Reid claimed to be one of the first artists to perform in a mask, and transitioned from a "tuxedo like Dracula" or a "buttless" Clint Eastwood inspired outfit, to the spandex suits that he became known for in response to public demand.
Reid's own compositions have been sampled by dozens of hip hop, R&B, and electronic artists (such as Beyonce, Wu Tang Clan, DJ Quik, DMX, Method Man & Redman, Main Source, DJ Shadow, Eazy-E, RJD2, Jurassic 5, Big Daddy Kane, Mary J. Blige, Brand Nubian, and the Avalanches) but Reid received almost no money from sampling due to signing away most of his royalties.
After 17 years of sporadic touring and occasional re-recording of his classic raps, Blowfly signed with Jello Biafra's independent record label Alternative Tentacles in 2005.

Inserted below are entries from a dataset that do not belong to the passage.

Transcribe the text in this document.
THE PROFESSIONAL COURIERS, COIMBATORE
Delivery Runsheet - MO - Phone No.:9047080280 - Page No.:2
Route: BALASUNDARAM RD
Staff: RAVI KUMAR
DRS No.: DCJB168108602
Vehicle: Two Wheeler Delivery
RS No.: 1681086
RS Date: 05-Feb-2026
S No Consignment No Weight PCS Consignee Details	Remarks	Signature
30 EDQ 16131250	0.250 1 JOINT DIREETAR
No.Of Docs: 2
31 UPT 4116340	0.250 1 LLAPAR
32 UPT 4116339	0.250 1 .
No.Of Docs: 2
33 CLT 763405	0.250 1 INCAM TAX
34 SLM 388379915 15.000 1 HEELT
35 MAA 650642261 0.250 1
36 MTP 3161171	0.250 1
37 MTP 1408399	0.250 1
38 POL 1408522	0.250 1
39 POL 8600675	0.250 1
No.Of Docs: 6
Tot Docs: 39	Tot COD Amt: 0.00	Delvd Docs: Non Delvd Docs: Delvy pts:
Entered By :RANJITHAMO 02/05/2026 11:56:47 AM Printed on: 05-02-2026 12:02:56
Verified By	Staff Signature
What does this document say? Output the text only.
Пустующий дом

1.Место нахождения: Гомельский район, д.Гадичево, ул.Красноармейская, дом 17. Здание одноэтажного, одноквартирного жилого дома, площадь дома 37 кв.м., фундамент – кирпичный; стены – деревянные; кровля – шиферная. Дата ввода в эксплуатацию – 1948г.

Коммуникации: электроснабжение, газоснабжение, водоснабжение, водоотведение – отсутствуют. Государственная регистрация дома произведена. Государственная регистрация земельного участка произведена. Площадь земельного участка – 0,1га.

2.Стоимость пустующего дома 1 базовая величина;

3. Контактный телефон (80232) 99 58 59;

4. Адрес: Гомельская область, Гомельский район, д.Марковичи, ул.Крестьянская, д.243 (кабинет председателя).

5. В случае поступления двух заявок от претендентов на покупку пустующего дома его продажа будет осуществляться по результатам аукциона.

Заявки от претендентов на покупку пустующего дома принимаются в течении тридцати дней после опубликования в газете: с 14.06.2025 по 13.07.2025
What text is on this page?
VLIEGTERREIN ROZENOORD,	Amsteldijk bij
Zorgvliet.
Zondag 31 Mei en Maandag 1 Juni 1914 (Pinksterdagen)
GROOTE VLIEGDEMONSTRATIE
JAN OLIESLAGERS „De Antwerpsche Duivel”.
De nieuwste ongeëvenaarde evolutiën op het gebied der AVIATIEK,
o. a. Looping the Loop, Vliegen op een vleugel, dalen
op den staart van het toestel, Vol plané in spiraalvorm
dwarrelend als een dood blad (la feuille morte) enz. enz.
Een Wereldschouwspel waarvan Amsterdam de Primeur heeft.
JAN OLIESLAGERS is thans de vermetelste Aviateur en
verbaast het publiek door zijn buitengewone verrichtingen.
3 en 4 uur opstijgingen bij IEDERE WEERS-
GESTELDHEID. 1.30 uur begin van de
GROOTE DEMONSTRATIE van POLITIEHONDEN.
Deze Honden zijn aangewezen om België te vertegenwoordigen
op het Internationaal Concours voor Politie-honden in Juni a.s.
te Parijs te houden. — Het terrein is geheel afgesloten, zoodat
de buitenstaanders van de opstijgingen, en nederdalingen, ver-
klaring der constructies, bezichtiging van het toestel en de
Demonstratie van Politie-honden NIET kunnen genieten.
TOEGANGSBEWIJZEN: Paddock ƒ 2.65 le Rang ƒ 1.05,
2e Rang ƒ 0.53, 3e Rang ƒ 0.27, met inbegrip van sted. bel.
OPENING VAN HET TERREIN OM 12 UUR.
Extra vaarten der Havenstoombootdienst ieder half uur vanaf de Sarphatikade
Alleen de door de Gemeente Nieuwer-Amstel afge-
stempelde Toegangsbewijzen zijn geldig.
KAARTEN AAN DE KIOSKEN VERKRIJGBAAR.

Blowfly's Punk Rock Party, a 2006 album release from Alternative Tentacles, features several punk rock classics given the Blowfly treatment—including a rewrite of the Dead Kennedys song "Holiday in Cambodia" recast as "R. Kelly in Cambodia", which features Biafra (the song's composer and original singer) playing a trial judge.
The movie The Weird World of Blowfly was directed by Jonathan Furmanski and premiered at South by Southwest in 2010;[1] it received a wider release in September 2011.
[10] Reid died on January 17, 2016, from cancer and multiple organ failure at the hospice facility in Lauderdale Lakes, Florida, aged 76.